Purcell Shaun, Neale Benjamin, Todd-Brown Kathe, Thomas Lori, Ferreira Manuel A R, Bender David, Maller Julian, Sklar Pamela, de Bakker Paul I W, Daly Mark J, Sham Pak C
Center for Human Genetic Research, Massachusetts General Hospital, Boston, MA 02114, USA.
Am J Hum Genet. 2007 Sep;81(3):559-75. doi: 10.1086/519795. Epub 2007 Jul 25.
Whole-genome association studies (WGAS) bring new computational, as well as analytic, challenges to researchers. Many existing genetic-analysis tools are not designed to handle such large data sets in a convenient manner and do not necessarily exploit the new opportunities that whole-genome data bring. To address these issues, we developed PLINK, an open-source C/C++ WGAS tool set. With PLINK, large data sets comprising hundreds of thousands of markers genotyped for thousands of individuals can be rapidly manipulated and analyzed in their entirety. As well as providing tools to make the basic analytic steps computationally efficient, PLINK also supports some novel approaches to whole-genome data that take advantage of whole-genome coverage. We introduce PLINK and describe the five main domains of function: data management, summary statistics, population stratification, association analysis, and identity-by-descent estimation. In particular, we focus on the estimation and use of identity-by-state and identity-by-descent information in the context of population-based whole-genome studies. This information can be used to detect and correct for population stratification and to identify extended chromosomal segments that are shared identical by descent between very distantly related individuals. Analysis of the patterns of segmental sharing has the potential to map disease loci that contain multiple rare variants in a population-based linkage analysis.

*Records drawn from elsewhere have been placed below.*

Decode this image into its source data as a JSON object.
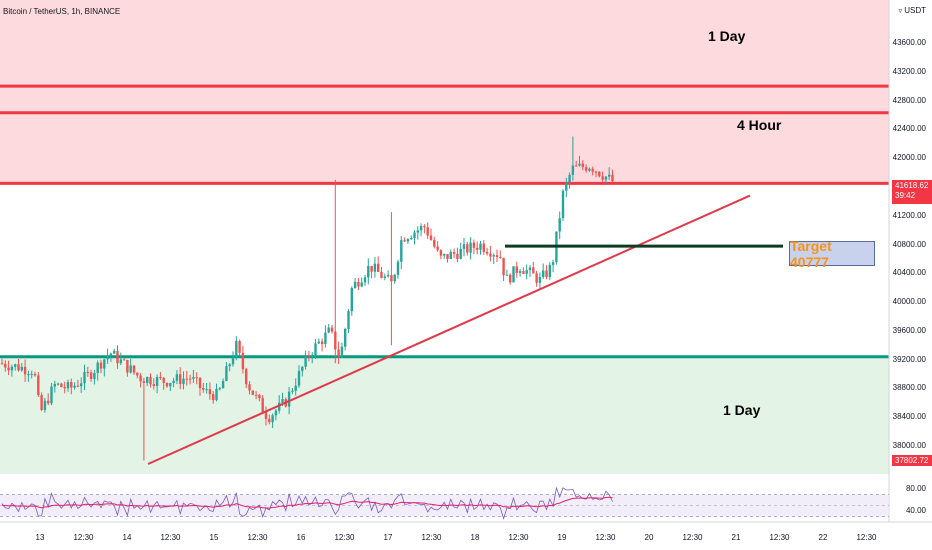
{
  "header": {
    "title": "Bitcoin / TetherUS, 1h, BINANCE"
  },
  "price_axis": {
    "currency": "USDT",
    "ticks": [
      "43600.00",
      "43200.00",
      "42800.00",
      "42400.00",
      "42000.00",
      "41200.00",
      "40800.00",
      "40400.00",
      "40000.00",
      "39600.00",
      "39200.00",
      "38800.00",
      "38400.00",
      "38000.00"
    ]
  },
  "price_tags": {
    "last_price": "41618.62",
    "countdown": "39:42",
    "low_price": "37802.72",
    "last_color": "#f23645",
    "low_color": "#f23645"
  },
  "rsi_axis": {
    "ticks": [
      "80.00",
      "40.00"
    ]
  },
  "time_axis": {
    "ticks": [
      "13",
      "12:30",
      "14",
      "12:30",
      "15",
      "12:30",
      "16",
      "12:30",
      "17",
      "12:30",
      "18",
      "12:30",
      "19",
      "12:30",
      "20",
      "12:30",
      "21",
      "12:30",
      "22",
      "12:30"
    ]
  },
  "zones": {
    "top_1d_label": "1 Day",
    "top_4h_label": "4 Hour",
    "bottom_1d_label": "1 Day",
    "label_color": "#f7931a",
    "resistance_fill": "#fcdadd",
    "support_fill": "#e3f3e6",
    "red_line": "#f23645",
    "green_line": "#089981"
  },
  "target": {
    "label": "Target 40777",
    "value": 40777
  },
  "colors": {
    "up": "#26a69a",
    "down": "#ef5350",
    "trendline": "#e03a4a"
  },
  "chart_data": {
    "type": "candlestick",
    "symbol": "Bitcoin / TetherUS",
    "interval": "1h",
    "exchange": "BINANCE",
    "ylim": [
      37700,
      44000
    ],
    "levels": [
      {
        "label": "1 Day",
        "value": 43000
      },
      {
        "label": "4 Hour",
        "value": 42630
      },
      {
        "label": "",
        "value": 41650
      },
      {
        "label": "1 Day",
        "value": 39240
      },
      {
        "label": "Target 40777",
        "value": 40777
      }
    ],
    "trendline": [
      [
        37750,
        0
      ],
      [
        41480,
        1
      ]
    ],
    "key_prices": [
      {
        "label": "series_start",
        "value": 39150
      },
      {
        "label": "drop_low",
        "value": 37800
      },
      {
        "label": "day16_spike",
        "value": 41600
      },
      {
        "label": "day17_high",
        "value": 41300
      },
      {
        "label": "day18_low",
        "value": 40250
      },
      {
        "label": "peak",
        "value": 42350
      },
      {
        "label": "last",
        "value": 41618.62
      }
    ],
    "rsi": {
      "ylim": [
        20,
        100
      ],
      "upper": 70,
      "middle": 50,
      "lower": 30
    }
  }
}
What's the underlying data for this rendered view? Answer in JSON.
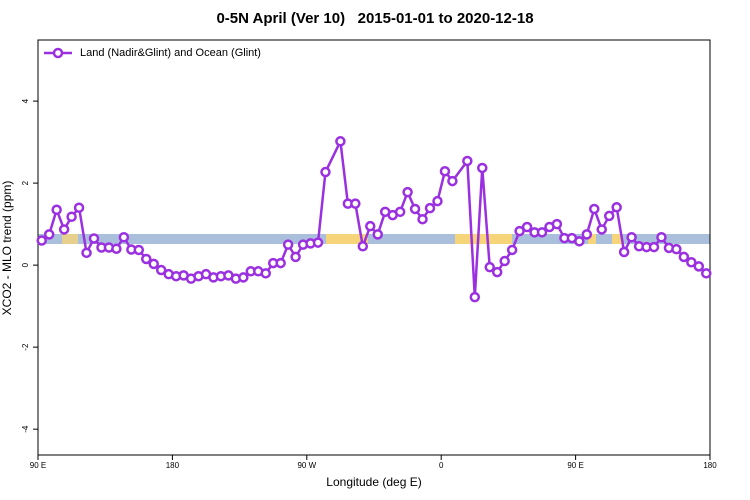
{
  "chart_data": {
    "type": "line",
    "title": "0-5N April (Ver 10)   2015-01-01 to 2020-12-18",
    "xlabel": "Longitude (deg E)",
    "ylabel": "XCO2 - MLO trend (ppm)",
    "xlim": [
      90,
      540
    ],
    "ylim": [
      -4.63,
      5.49
    ],
    "xticks": [
      {
        "value": 90,
        "label": "90 E"
      },
      180,
      {
        "value": 270,
        "label": "90 W"
      },
      {
        "value": 360,
        "label": "0"
      },
      {
        "value": 450,
        "label": "90 E"
      },
      {
        "value": 540,
        "label": "180"
      }
    ],
    "yticks": [
      -4,
      -2,
      0,
      2,
      4
    ],
    "grid": false,
    "legend": "top-left",
    "series": [
      {
        "name": "Land (Nadir&Glint) and Ocean (Glint)",
        "color": "#9b30e0",
        "x": [
          92.5,
          97.5,
          102.5,
          107.5,
          112.5,
          117.5,
          122.5,
          127.5,
          132.5,
          137.5,
          142.5,
          147.5,
          152.5,
          157.5,
          162.5,
          167.5,
          172.5,
          177.5,
          182.5,
          187.5,
          192.5,
          197.5,
          202.5,
          207.5,
          212.5,
          217.5,
          222.5,
          227.5,
          232.5,
          237.5,
          242.5,
          247.5,
          252.5,
          257.5,
          262.5,
          267.5,
          272.5,
          277.5,
          282.5,
          292.5,
          297.5,
          302.5,
          307.5,
          312.5,
          317.5,
          322.5,
          327.5,
          332.5,
          337.5,
          342.5,
          347.5,
          352.5,
          357.5,
          362.5,
          367.5,
          377.5,
          382.5,
          387.5,
          392.5,
          397.5,
          402.5,
          407.5,
          412.5,
          417.5,
          422.5,
          427.5,
          432.5,
          437.5,
          442.5,
          447.5,
          452.5,
          457.5,
          462.5,
          467.5,
          472.5,
          477.5,
          482.5,
          487.5,
          492.5,
          497.5,
          502.5,
          507.5,
          512.5,
          517.5,
          522.5,
          527.5,
          532.5,
          537.5
        ],
        "values": [
          0.6,
          0.75,
          1.35,
          0.87,
          1.18,
          1.4,
          0.3,
          0.65,
          0.43,
          0.43,
          0.4,
          0.68,
          0.38,
          0.37,
          0.15,
          0.03,
          -0.12,
          -0.22,
          -0.27,
          -0.25,
          -0.33,
          -0.27,
          -0.22,
          -0.3,
          -0.27,
          -0.25,
          -0.33,
          -0.3,
          -0.15,
          -0.15,
          -0.2,
          0.05,
          0.05,
          0.5,
          0.2,
          0.5,
          0.53,
          0.55,
          2.27,
          3.02,
          1.5,
          1.5,
          0.46,
          0.95,
          0.75,
          1.3,
          1.22,
          1.3,
          1.78,
          1.37,
          1.12,
          1.39,
          1.56,
          2.29,
          2.05,
          2.54,
          -0.78,
          2.37,
          -0.05,
          -0.17,
          0.1,
          0.37,
          0.83,
          0.93,
          0.8,
          0.8,
          0.93,
          1.0,
          0.66,
          0.66,
          0.58,
          0.75,
          1.37,
          0.87,
          1.2,
          1.41,
          0.32,
          0.68,
          0.46,
          0.44,
          0.44,
          0.68,
          0.42,
          0.39,
          0.2,
          0.07,
          -0.03,
          -0.2
        ]
      }
    ]
  }
}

全基因组关联研究(WGAS)给研究人员带来了新的计算和分析挑战。许多现有的基因分析工具并非设计用于方便地处理如此庞大的数据集,也不一定能利用全基因组数据带来的新机遇。为解决这些问题,我们开发了PLINK,一个开源的C/C++全基因组关联研究工具集。使用PLINK,可以对包含为数千个个体进行基因分型的数十万个标记的大型数据集进行快速的整体处理和分析。除了提供使基本分析步骤在计算上高效的工具外,PLINK还支持一些利用全基因组覆盖优势的全基因组数据新方法。我们介绍PLINK并描述其五个主要功能领域:数据管理、汇总统计、群体分层、关联分析和同源性估计。特别是,我们重点关注在基于群体的全基因组研究背景下,状态同源性和血缘同源性信息的估计与使用。这些信息可用于检测和校正群体分层,并识别在亲缘关系非常远的个体之间通过血缘共享的延伸染色体片段。对片段共享模式的分析有可能在基于群体的连锁分析中定位包含多个罕见变异的疾病基因座。